Modern Legends and High-Scale Engineering

The narrative shifts to highlight the brilliance of contemporary developers who are building 'skyscrapers' on the foundations laid by their predecessors. Figures like Guillermo Rauch (Next.js/Vercel) and Addy Osmani (Chrome performance) are cited for their massive impact on how the modern web operates. Fabrice Bellard is highlighted as a 'hardcore' systems engineer for creating FFmpeg and QEMU, which power vast portions of the internet's video and virtualization infrastructure. Other influential names mentioned include Jordan Walke, Kelsey Hightower, and Evan You, who have revolutionized front-end development and cloud orchestration. This section emphasizes that modern intellectual challenges involve global scale, distributed systems, and extreme optimization.

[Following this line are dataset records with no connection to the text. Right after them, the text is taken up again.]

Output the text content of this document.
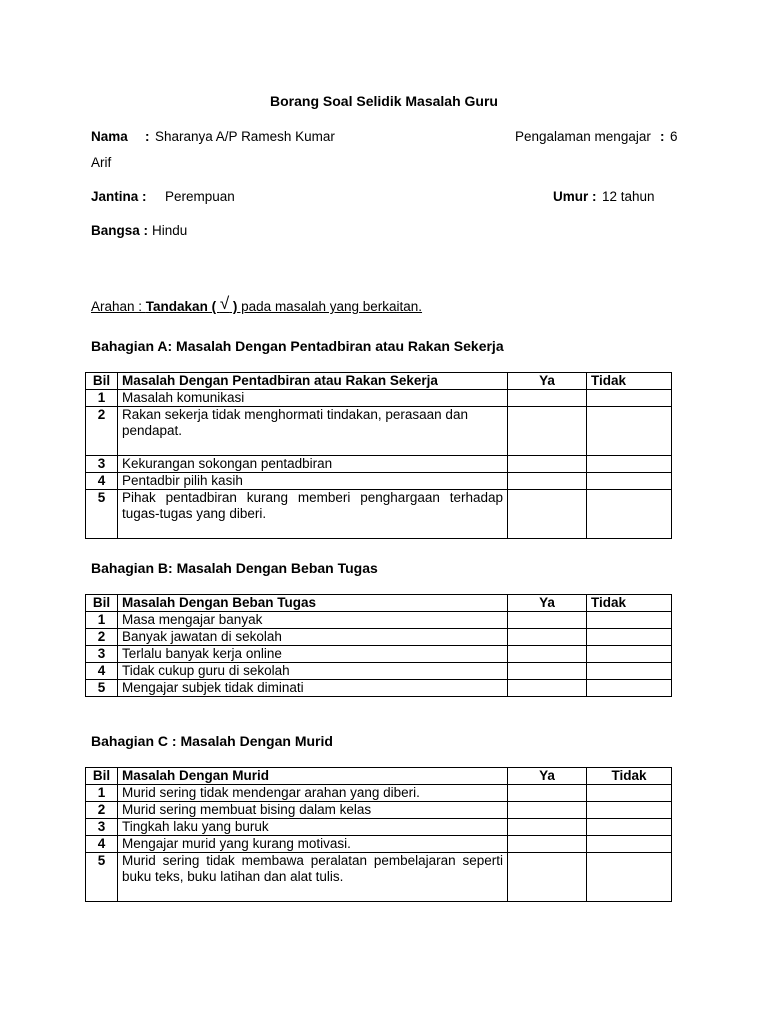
Borang Soal Selidik Masalah Guru
Nama : Sharanya A/P Ramesh Kumar	Pengalaman mengajar : 6
Arif
Jantina : Perempuan	Umur : 12 tahun
Bangsa : Hindu
Arahan : Tandakan ( √ ) pada masalah yang berkaitan.
Bahagian A: Masalah Dengan Pentadbiran atau Rakan Sekerja
Bil	Masalah Dengan Pentadbiran atau Rakan Sekerja	Ya	Tidak
1	Masalah komunikasi		
2	Rakan sekerja tidak menghormati tindakan, perasaan dan pendapat.		
3	Kekurangan sokongan pentadbiran		
4	Pentadbir pilih kasih		
5	Pihak pentadbiran kurang memberi penghargaan terhadap tugas-tugas yang diberi.		
Bahagian B: Masalah Dengan Beban Tugas
Bil	Masalah Dengan Beban Tugas	Ya	Tidak
1	Masa mengajar banyak		
2	Banyak jawatan di sekolah		
3	Terlalu banyak kerja online		
4	Tidak cukup guru di sekolah		
5	Mengajar subjek tidak diminati		
Bahagian C : Masalah Dengan Murid
Bil	Masalah Dengan Murid	Ya	Tidak
1	Murid sering tidak mendengar arahan yang diberi.		
2	Murid sering membuat bising dalam kelas		
3	Tingkah laku yang buruk		
4	Mengajar murid yang kurang motivasi.		
5	Murid sering tidak membawa peralatan pembelajaran seperti buku teks, buku latihan dan alat tulis.		
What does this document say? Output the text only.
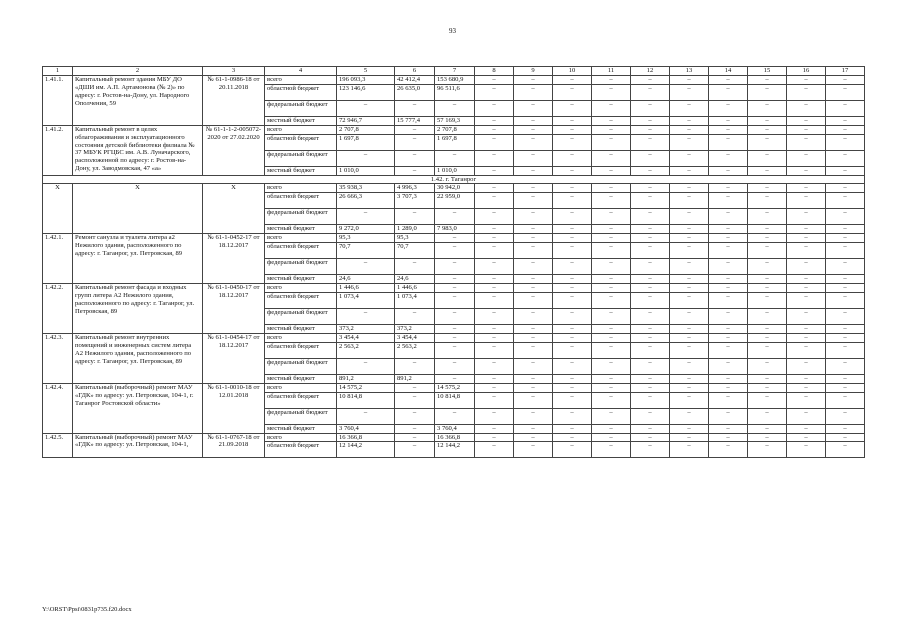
93
1	2	3	4	5	6	7	8	9	10	11	12	13	14	15	16	17
1.41.1.	Капитальный ремонт здания МБУ ДО «ДШИ им. А.П. Артамонова (№ 2)» по адресу: г. Ростов-на-Дону, ул. Народного Ополчения, 59	№ 61-1-0986-18 от 20.11.2018	всего	196 093,3	42 412,4	153 680,9	–	–	–	–	–	–	–	–	–	–
			областной бюджет	123 146,6	26 635,0	96 511,6	–	–	–	–	–	–	–	–	–	–
			федеральный бюджет	–	–	–	–	–	–	–	–	–	–	–	–	–
			местный бюджет	72 946,7	15 777,4	57 169,3	–	–	–	–	–	–	–	–	–	–
1.41.2.	Капитальный ремонт в целях облагораживания и эксплуатационного состояния детской библиотеки филиала № 37 МБУК РГЦБС им. А.В. Луначарского, расположенной по адресу: г. Ростов-на-Дону, ул. Заводмовская, 47 «а»	№ 61-1-1-2-005072-2020 от 27.02.2020	всего	2 707,8	–	2 707,8	–	–	–	–	–	–	–	–	–	–
			областной бюджет	1 697,8	–	1 697,8	–	–	–	–	–	–	–	–	–	–
			федеральный бюджет	–	–	–	–	–	–	–	–	–	–	–	–	–
			местный бюджет	1 010,0	–	1 010,0	–	–	–	–	–	–	–	–	–	–
1.42. г. Таганрог																
Х	Х	Х	всего	35 938,3	4 996,3	30 942,0	–	–	–	–	–	–	–	–	–	–
			областной бюджет	26 666,3	3 707,3	22 959,0	–	–	–	–	–	–	–	–	–	–
			федеральный бюджет	–	–	–	–	–	–	–	–	–	–	–	–	–
			местный бюджет	9 272,0	1 289,0	7 983,0	–	–	–	–	–	–	–	–	–	–
1.42.1.	Ремонт санузла и туалета литера а2 Нежилого здания, расположенного по адресу: г. Таганрог, ул. Петровская, 89	№ 61-1-0452-17 от 18.12.2017	всего	95,3	95,3	–	–	–	–	–	–	–	–	–	–	–
			областной бюджет	70,7	70,7	–	–	–	–	–	–	–	–	–	–	–
			федеральный бюджет	–	–	–	–	–	–	–	–	–	–	–	–	–
			местный бюджет	24,6	24,6	–	–	–	–	–	–	–	–	–	–	–
1.42.2.	Капитальный ремонт фасада и входных групп литера А2 Нежилого здания, расположенного по адресу: г. Таганрог, ул. Петровская, 89	№ 61-1-0450-17 от 18.12.2017	всего	1 446,6	1 446,6	–	–	–	–	–	–	–	–	–	–	–
			областной бюджет	1 073,4	1 073,4	–	–	–	–	–	–	–	–	–	–	–
			федеральный бюджет	–	–	–	–	–	–	–	–	–	–	–	–	–
			местный бюджет	373,2	373,2	–	–	–	–	–	–	–	–	–	–	–
1.42.3.	Капитальный ремонт внутренних помещений и инженерных систем литера А2 Нежилого здания, расположенного по адресу: г. Таганрог, ул. Петровская, 89	№ 61-1-0454-17 от 18.12.2017	всего	3 454,4	3 454,4	–	–	–	–	–	–	–	–	–	–	–
			областной бюджет	2 563,2	2 563,2	–	–	–	–	–	–	–	–	–	–	–
			федеральный бюджет	–	–	–	–	–	–	–	–	–	–	–	–	–
			местный бюджет	891,2	891,2	–	–	–	–	–	–	–	–	–	–	–
1.42.4.	Капитальный (выборочный) ремонт МАУ «ГДК» по адресу: ул. Петровская, 104-1, г. Таганрог Ростовской области»	№ 61-1-0010-18 от 12.01.2018	всего	14 575,2	–	14 575,2	–	–	–	–	–	–	–	–	–	–
			областной бюджет	10 814,8	–	10 814,8	–	–	–	–	–	–	–	–	–	–
			федеральный бюджет	–	–	–	–	–	–	–	–	–	–	–	–	–
			местный бюджет	3 760,4	–	3 760,4	–	–	–	–	–	–	–	–	–	–
1.42.5.	Капитальный (выборочный) ремонт МАУ «ГДК» по адресу: ул. Петровская, 104-1,	№ 61-1-0767-18 от 21.09.2018	всего	16 366,8	–	16 366,8	–	–	–	–	–	–	–	–	–	–
			областной бюджет	12 144,2	–	12 144,2	–	–	–	–	–	–	–	–	–	–
Y:\ORST\Ppsi\0831p735.f20.docx
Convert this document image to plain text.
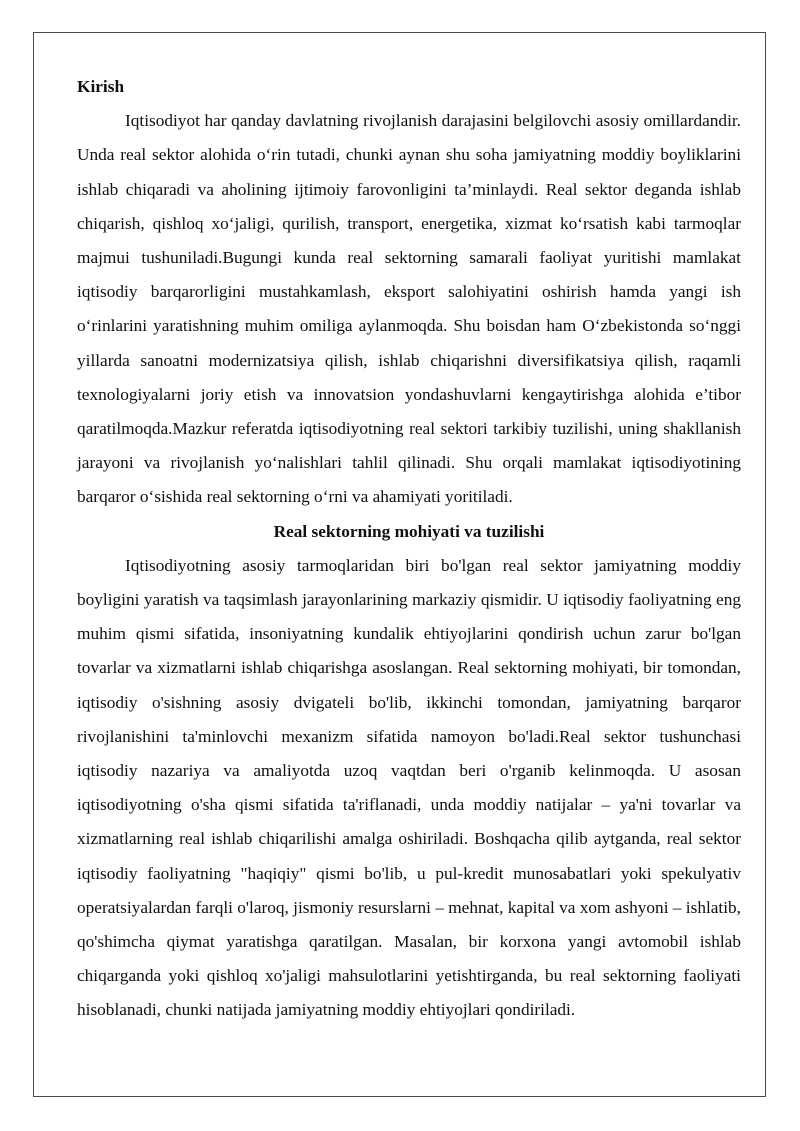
Kirish

Iqtisodiyot har qanday davlatning rivojlanish darajasini belgilovchi asosiy omillardandir. Unda real sektor alohida o‘rin tutadi, chunki aynan shu soha jamiyatning moddiy boyliklarini ishlab chiqaradi va aholining ijtimoiy farovonligini ta’minlaydi. Real sektor deganda ishlab chiqarish, qishloq xo‘jaligi, qurilish, transport, energetika, xizmat ko‘rsatish kabi tarmoqlar majmui tushuniladi.Bugungi kunda real sektorning samarali faoliyat yuritishi mamlakat iqtisodiy barqarorligini mustahkamlash, eksport salohiyatini oshirish hamda yangi ish o‘rinlarini yaratishning muhim omiliga aylanmoqda. Shu boisdan ham O‘zbekistonda so‘nggi yillarda sanoatni modernizatsiya qilish, ishlab chiqarishni diversifikatsiya qilish, raqamli texnologiyalarni joriy etish va innovatsion yondashuvlarni kengaytirishga alohida e’tibor qaratilmoqda.Mazkur referatda iqtisodiyotning real sektori tarkibiy tuzilishi, uning shakllanish jarayoni va rivojlanish yo‘nalishlari tahlil qilinadi. Shu orqali mamlakat iqtisodiyotining barqaror o‘sishida real sektorning o‘rni va ahamiyati yoritiladi.

Real sektorning mohiyati va tuzilishi

Iqtisodiyotning asosiy tarmoqlaridan biri bo'lgan real sektor jamiyatning moddiy boyligini yaratish va taqsimlash jarayonlarining markaziy qismidir. U iqtisodiy faoliyatning eng muhim qismi sifatida, insoniyatning kundalik ehtiyojlarini qondirish uchun zarur bo'lgan tovarlar va xizmatlarni ishlab chiqarishga asoslangan. Real sektorning mohiyati, bir tomondan, iqtisodiy o'sishning asosiy dvigateli bo'lib, ikkinchi tomondan, jamiyatning barqaror rivojlanishini ta'minlovchi mexanizm sifatida namoyon bo'ladi.Real sektor tushunchasi iqtisodiy nazariya va amaliyotda uzoq vaqtdan beri o'rganib kelinmoqda. U asosan iqtisodiyotning o'sha qismi sifatida ta'riflanadi, unda moddiy natijalar – ya'ni tovarlar va xizmatlarning real ishlab chiqarilishi amalga oshiriladi. Boshqacha qilib aytganda, real sektor iqtisodiy faoliyatning "haqiqiy" qismi bo'lib, u pul-kredit munosabatlari yoki spekulyativ operatsiyalardan farqli o'laroq, jismoniy resurslarni – mehnat, kapital va xom ashyoni – ishlatib, qo'shimcha qiymat yaratishga qaratilgan. Masalan, bir korxona yangi avtomobil ishlab chiqarganda yoki qishloq xo'jaligi mahsulotlarini yetishtirganda, bu real sektorning faoliyati hisoblanadi, chunki natijada jamiyatning moddiy ehtiyojlari qondiriladi.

Conclusion and the Cycle of Romanticism

The video concludes by reinforcing the idea that every era has its own unique constraints, problems, and brilliance. While the 80s and 90s developers built the early infrastructure, today's engineers are dealing with complexities like AI and global-scale software that previous generations never faced. The speaker suggests that history always romanticizes the past, and in thirty years, future developers will likely look back at the programmers of 2025 with the same awe. The audience is encouraged to share their favorite modern-day programmers to continue the conversation. Finally, a brief promotion for the interactive learning platform Scrimba is provided for those looking to join the field.